I shifted from my circling pattern and ran toward her in a straight line. Takumi was between us. I saw the trust in his eyes. I swung the chain saw in an arc that would cut him clear in two, from between his legs straight up to the top of his head. From here, she couldn’t see my chain saw. The metal teeth growled, almost upon Takumi now.

She was already reacting, moving to intercept my attack. As I came around Takumi’s left, her weapon bore down at me, dead on target. With my heavy chain saw, I could never hope to dodge. The gleaming blades passed over my right arm, aiming to knock my weapon aside before she would deliver the killing blow.

But my chain saw wasn’t there. Her blades made a jingling sound as they caught the fabric of my collar.

I appeared,

from Takumi’s left,

and my chain saw appeared,

from Takumi’s right,

coming for her.

I slid my chain saw along Takumi’s body. The metal beast, drooling oil, pivoted around him in a mad dash to exactly where I wanted it to be.

Takumi didn’t move, and nothing ever made me happier. He didn’t flinch from those deadly blades. Had he moved one iota, the chain saw could have flown anywhere.

I extended my right arm. I didn’t have to look where to reach. The chain saw’s grip landed in my hand. Welcome home.

Her face distorted in astonishment. Mine was smirking.

“Wait!” she cried. “You’ve got it all wro—”

Too late.

Die.

The rotating blades dug into skin the same as my own. The hooklike teeth spaced every three-eighths of an inch tore her clothes, shredded her skin, carved her flesh, shattered her bones, drove all the way through and split her in two. Her face, identical to mine, stared back at me, her mouth in the shape of a scream and her eyes bulging.

That’s right, I thought. You’re the only person I could never forgive.

Before she fell, I pivoted my chain saw and matched the vertical cut with a horizontal one, splitting her into four pieces. The two top parts went flying, creating a starburst organ splatter on the wall. Her two legs wobbled, then fell in different directions. Amid the thick, bloody mist, I took in a deep breath and blacked out.

8.

I woke up on the floor. Faces I recognize were looking down at me with concern. I scanned the crowd for Takumi, but he was not among them.

So this is Hell,
my mind told me through an exhausted haze. I wasn’t sure why all the classmates I’d killed were down here with me, but they each must have done something that sent them to hell. As long as Takumi hadn’t been brought here with me, I didn’t care if I was dropped into a pool of blood or thrown onto a mountain of thorns.

“Are you all right?” asked the teacher whose head I had lopped off first.

For a moment, I didn’t know what to say, but then I answered, “Yes.”

“Well done. We all owe you.”

He thanked me? Had I heard him wrong? Not, “You killed me, you piece of shit,” but, “Well done?” I suppose I did well by some measure, but those aren’t words that should be coming from a teacher I brutally murdered. What’s going on here?

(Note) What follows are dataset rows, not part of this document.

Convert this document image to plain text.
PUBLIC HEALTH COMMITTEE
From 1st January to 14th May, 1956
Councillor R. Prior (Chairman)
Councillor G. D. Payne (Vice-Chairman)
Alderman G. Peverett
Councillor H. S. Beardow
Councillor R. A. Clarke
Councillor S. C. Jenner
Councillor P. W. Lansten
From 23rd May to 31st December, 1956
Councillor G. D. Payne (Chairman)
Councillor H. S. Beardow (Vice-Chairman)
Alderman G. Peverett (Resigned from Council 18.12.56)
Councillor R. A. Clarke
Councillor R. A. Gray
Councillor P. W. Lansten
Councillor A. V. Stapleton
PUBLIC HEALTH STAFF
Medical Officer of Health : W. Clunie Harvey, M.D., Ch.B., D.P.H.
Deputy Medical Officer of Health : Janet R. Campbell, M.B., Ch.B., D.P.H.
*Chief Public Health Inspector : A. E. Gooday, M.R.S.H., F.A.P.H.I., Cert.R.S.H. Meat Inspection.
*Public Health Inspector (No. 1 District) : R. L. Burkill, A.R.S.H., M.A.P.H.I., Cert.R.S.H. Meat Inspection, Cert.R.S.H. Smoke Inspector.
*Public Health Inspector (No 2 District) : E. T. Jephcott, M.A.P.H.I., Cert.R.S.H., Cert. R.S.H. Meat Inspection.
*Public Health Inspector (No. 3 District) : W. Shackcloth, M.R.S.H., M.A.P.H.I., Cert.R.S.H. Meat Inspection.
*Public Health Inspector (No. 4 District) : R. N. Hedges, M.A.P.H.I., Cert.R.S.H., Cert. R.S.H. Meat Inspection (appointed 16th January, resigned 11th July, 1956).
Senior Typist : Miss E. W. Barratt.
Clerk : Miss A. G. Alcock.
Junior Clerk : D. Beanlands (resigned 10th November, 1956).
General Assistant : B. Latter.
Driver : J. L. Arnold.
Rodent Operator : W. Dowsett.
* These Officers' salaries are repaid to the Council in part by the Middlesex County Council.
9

I sat up and found that I was in the classroom. The desks were all cleared away, as they were when I killed the girl who had appropriated my body, and my classmates were all standing around.

I asked, “What happened to Takumi?”

One student pointed to a hole in the wall that looked like it had been punched out with a cookie cutter.

The hole offered a dazzlingly bright view of the outside. The punched-out concrete rested at an incline, along which blood droplets formed a dotted trail down toward the schoolyard’s center.

In the yard was a deep impression left where some massive object must have been only moments ago. I looked to the sky, and just barely caught a glimmer of light. In the blink of an eye, the thing vanished, not even leaving a contrail behind.